On peut facilement réduire King of California à un produit de consommation indépendant, sorte de film bio produit à grande échelle en vue d’un bénéfice de 200 %, vente de DVD comprise. Historiette déjantée reposant sur des affects universels et inébranlables (l’amour compliqué d’un père et sa fille), tribune offerte au talent comique de Michael Douglas, codes esthétiques éprouvés par le passé (des frères Cohen à leur cousin caché Alexander Payne, ici dans le rôle du producteur), le film de Michael Cahill choisit l’indépendance où l’imagination débridée ne trouve de limite que dans un formatage douillet.
King of California n’en demeure pas moins agréable, la mécanique du film, son sérieux assurant le spectacle. Michael Douglas campe un joyeux illuminé sortant de l’asile, obsédé par la quête d’un mystérieux trésor de conquistadores espagnols planqué dans une zone industrielle. Première victime de sa folie, son adolescente de fille, résignée depuis longtemps à tenir les cordons de la bourse. Victime consentante, à l’image du spectateur : la maladie mentale de Papa Michael est tordante et poétique, elle pimente ici le quotidien d’un esprit anarchiste sympathoche, elle incite à l’ouverture cool, notion que Forrest Gump ou Nicolas Sarkozy ne renieraient pas : « réalisez vos rêves, même les plus fous », est facilement modulable en « aujourd’hui tout devient possible ».
Le problème tient malheureusement dans la naïveté d’un tel programme, lame de fond qui finit d’emporter le film dans l’anecdotique pur et simple.
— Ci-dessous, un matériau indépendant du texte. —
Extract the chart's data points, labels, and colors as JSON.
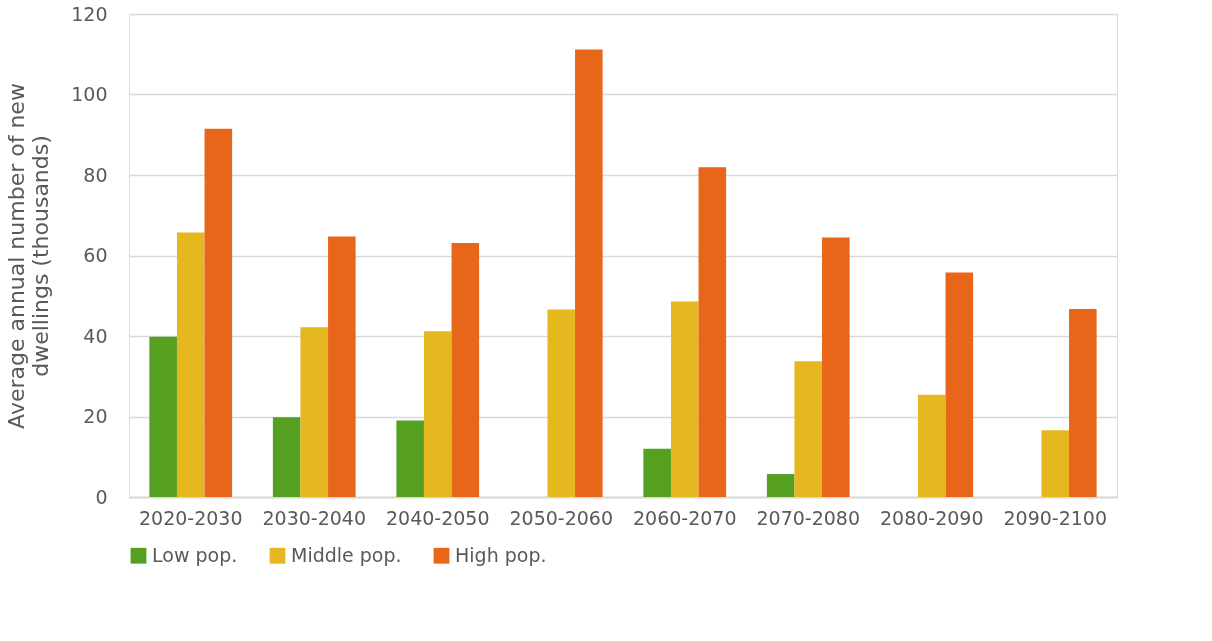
{
  "chart_data": {
    "type": "bar",
    "ylabel": "Average annual number of new\ndwellings (thousands)",
    "categories": [
      "2020-2030",
      "2030-2040",
      "2040-2050",
      "2050-2060",
      "2060-2070",
      "2070-2080",
      "2080-2090",
      "2090-2100"
    ],
    "series": [
      {
        "name": "Low pop.",
        "color": "#56a021",
        "values": [
          39.8,
          19.8,
          19.0,
          null,
          12.0,
          5.7,
          null,
          null
        ]
      },
      {
        "name": "Middle pop.",
        "color": "#e5b820",
        "values": [
          65.7,
          42.2,
          41.2,
          46.6,
          48.6,
          33.7,
          25.4,
          16.6
        ]
      },
      {
        "name": "High pop.",
        "color": "#e8661a",
        "values": [
          91.5,
          64.7,
          63.1,
          111.2,
          81.9,
          64.5,
          55.8,
          46.7
        ]
      }
    ],
    "ylim": [
      0,
      120
    ],
    "yticks": [
      0,
      20,
      40,
      60,
      80,
      100,
      120
    ],
    "grid": "y",
    "legend": "bottom"
  }
}
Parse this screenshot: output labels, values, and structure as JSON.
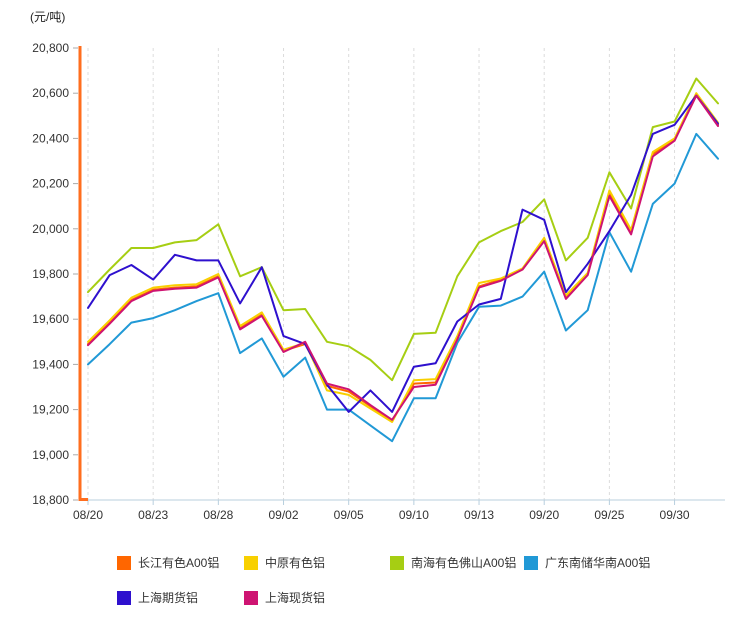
{
  "chart_data": {
    "type": "line",
    "title": "",
    "ylabel": "(元/吨)",
    "ylim": [
      18800,
      20800
    ],
    "ytick_step": 200,
    "n_points": 30,
    "label_every": 3,
    "x_labels": [
      "08/20",
      "08/23",
      "08/28",
      "09/02",
      "09/05",
      "09/10",
      "09/13",
      "09/20",
      "09/25",
      "09/30"
    ],
    "grid": "vertical-dashed",
    "legend_position": "bottom",
    "axis_colors": {
      "y_axis": "#FF6E1E",
      "x_axis": "#B8CFDE",
      "gridline": "#DCDCDC",
      "tick": "#AAAAAA",
      "label": "#333333"
    },
    "series": [
      {
        "key": "changjiang",
        "name": "长江有色A00铝",
        "color": "#FF6600",
        "values": [
          19490,
          19585,
          19685,
          19730,
          19740,
          19745,
          19790,
          19560,
          19620,
          19460,
          19490,
          19305,
          19280,
          19215,
          19150,
          19315,
          19320,
          19515,
          19745,
          19775,
          19820,
          19950,
          19695,
          19800,
          20160,
          19985,
          20330,
          20395,
          20590,
          20460
        ]
      },
      {
        "key": "zhongyuan",
        "name": "中原有色铝",
        "color": "#F8D000",
        "values": [
          19500,
          19595,
          19695,
          19740,
          19750,
          19755,
          19800,
          19570,
          19630,
          19465,
          19495,
          19285,
          19265,
          19205,
          19145,
          19330,
          19335,
          19525,
          19760,
          19780,
          19825,
          19960,
          19705,
          19805,
          20170,
          19995,
          20340,
          20400,
          20600,
          20470
        ]
      },
      {
        "key": "nanhai-foshan",
        "name": "南海有色佛山A00铝",
        "color": "#A6CE13",
        "values": [
          19720,
          19820,
          19915,
          19915,
          19940,
          19950,
          20020,
          19790,
          19830,
          19640,
          19645,
          19500,
          19480,
          19420,
          19330,
          19535,
          19540,
          19790,
          19940,
          19990,
          20030,
          20130,
          19860,
          19960,
          20250,
          20090,
          20450,
          20475,
          20665,
          20555
        ]
      },
      {
        "key": "guangdong-nanchu",
        "name": "广东南储华南A00铝",
        "color": "#2199D6",
        "values": [
          19400,
          19490,
          19585,
          19605,
          19640,
          19680,
          19715,
          19450,
          19515,
          19345,
          19430,
          19200,
          19200,
          19130,
          19060,
          19250,
          19250,
          19495,
          19655,
          19660,
          19700,
          19810,
          19550,
          19640,
          19985,
          19810,
          20110,
          20200,
          20420,
          20310
        ]
      },
      {
        "key": "shanghai-futures",
        "name": "上海期货铝",
        "color": "#2E10CE",
        "values": [
          19650,
          19795,
          19840,
          19775,
          19885,
          19860,
          19860,
          19670,
          19830,
          19525,
          19490,
          19310,
          19190,
          19285,
          19190,
          19390,
          19405,
          19590,
          19665,
          19690,
          20085,
          20040,
          19720,
          19845,
          19990,
          20150,
          20420,
          20460,
          20590,
          20465
        ]
      },
      {
        "key": "shanghai-spot",
        "name": "上海现货铝",
        "color": "#CE1472",
        "values": [
          19485,
          19580,
          19680,
          19725,
          19735,
          19740,
          19785,
          19555,
          19615,
          19455,
          19500,
          19315,
          19290,
          19220,
          19155,
          19300,
          19310,
          19510,
          19740,
          19770,
          19820,
          19945,
          19690,
          19795,
          20145,
          19975,
          20320,
          20390,
          20590,
          20455
        ]
      }
    ],
    "legend_rows": [
      [
        0,
        1,
        2,
        3
      ],
      [
        4,
        5
      ]
    ],
    "legend_x": [
      117,
      244,
      390,
      524
    ],
    "legend_y": [
      555,
      590
    ]
  }
}
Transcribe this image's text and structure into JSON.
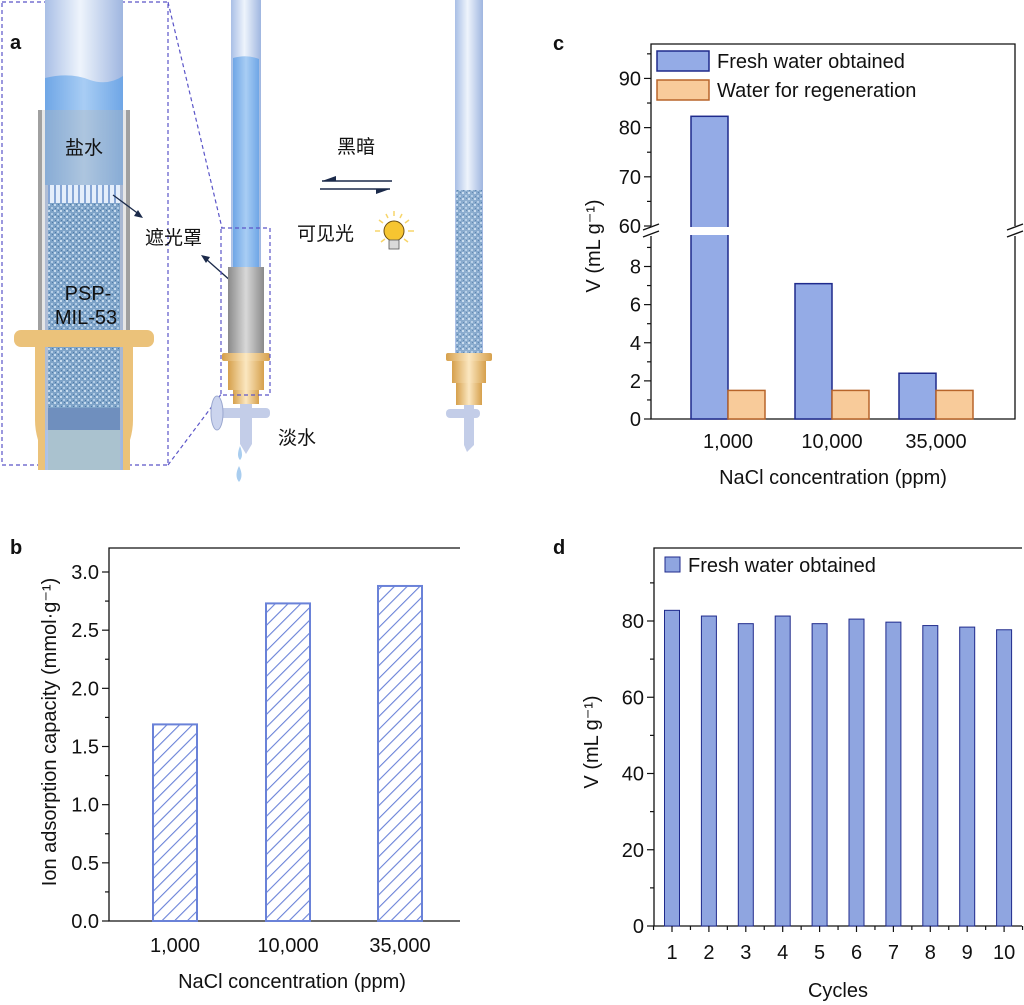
{
  "panel_labels": {
    "a": "a",
    "b": "b",
    "c": "c",
    "d": "d"
  },
  "schematic": {
    "labels": {
      "salt_water": "盐水",
      "light_shield": "遮光罩",
      "material_line1": "PSP-",
      "material_line2": "MIL-53",
      "dark": "黑暗",
      "visible_light": "可见光",
      "fresh_water": "淡水"
    },
    "icons": [
      "bulb-icon",
      "equilibrium-arrows-icon",
      "water-drop-icon",
      "stopcock-icon"
    ],
    "colors": {
      "water": "#8fbcec",
      "material": "#7fa6c9",
      "shield": "#9a9a9a",
      "fitting": "#e2b76a",
      "zoom_box": "#5b55c8"
    }
  },
  "chart_data": [
    {
      "id": "b",
      "type": "bar",
      "title": "",
      "xlabel": "NaCl concentration (ppm)",
      "ylabel": "Ion adsorption capacity (mmol·g⁻¹)",
      "categories": [
        "1,000",
        "10,000",
        "35,000"
      ],
      "series": [
        {
          "name": "Ion adsorption capacity",
          "values": [
            1.69,
            2.73,
            2.88
          ],
          "pattern": "hatched",
          "color": "#6a82d8"
        }
      ],
      "ylim": [
        0,
        3.2
      ],
      "yticks": [
        "0.0",
        "0.5",
        "1.0",
        "1.5",
        "2.0",
        "2.5",
        "3.0"
      ],
      "ytick_values": [
        0,
        0.5,
        1.0,
        1.5,
        2.0,
        2.5,
        3.0
      ],
      "grid": false,
      "legend": "none"
    },
    {
      "id": "c",
      "type": "bar",
      "title": "",
      "xlabel": "NaCl concentration (ppm)",
      "ylabel": "V (mL g⁻¹)",
      "categories": [
        "1,000",
        "10,000",
        "35,000"
      ],
      "series": [
        {
          "name": "Fresh water obtained",
          "values": [
            82.3,
            7.1,
            2.4
          ],
          "color": "#94abe6",
          "edge": "#1f2a8c"
        },
        {
          "name": "Water for regeneration",
          "values": [
            1.5,
            1.5,
            1.5
          ],
          "color": "#f8cb9a",
          "edge": "#b8652a"
        }
      ],
      "axis_break": {
        "lower": [
          0,
          9.6
        ],
        "upper": [
          60,
          97
        ]
      },
      "yticks_lower": [
        "0",
        "2",
        "4",
        "6",
        "8"
      ],
      "yticks_upper": [
        "60",
        "70",
        "80",
        "90"
      ],
      "grid": false,
      "legend": "top-left"
    },
    {
      "id": "d",
      "type": "bar",
      "title": "",
      "xlabel": "Cycles",
      "ylabel": "V (mL g⁻¹)",
      "categories": [
        "1",
        "2",
        "3",
        "4",
        "5",
        "6",
        "7",
        "8",
        "9",
        "10"
      ],
      "series": [
        {
          "name": "Fresh water obtained",
          "values": [
            82.8,
            81.3,
            79.3,
            81.3,
            79.3,
            80.5,
            79.7,
            78.8,
            78.4,
            77.7
          ],
          "color": "#8fa5e0",
          "edge": "#1f2a8c"
        }
      ],
      "ylim": [
        0,
        98
      ],
      "yticks": [
        "0",
        "20",
        "40",
        "60",
        "80"
      ],
      "ytick_values": [
        0,
        20,
        40,
        60,
        80
      ],
      "grid": false,
      "legend": "top-left"
    }
  ]
}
Il faut dire que la mise en scène ne contredit jamais cet enchantement en kit. S’il en rêve, Cahill n’est ni les frères Cohen ni Alexander Payne, encore moins un Hal Hashby, autre référence avouée du film : pas de noirceur ni d’ironie, le réalisme ne trouve de forme que dans un décorum calibré par les studios. D’où une densité particulièrement faiblarde tant la comédie humaine de King of California paraît reconstituée, perdue dans une stylisation publicitaire. Pourtant, il existe de belles idées visuelles (les séquences dans le Bricorama souvent brillantes), et pour le cinéaste, une maîtrise certaine de ses moyens (le malaise échangiste, plutôt subtil). Il faut éclipser volontairement le côté machine à Oscars, la petite musique gentillette, l’abattage de Douglas (assez bon par ailleurs) pour considérer King of California comme la victoire de l’individu sur les masses silencieuses.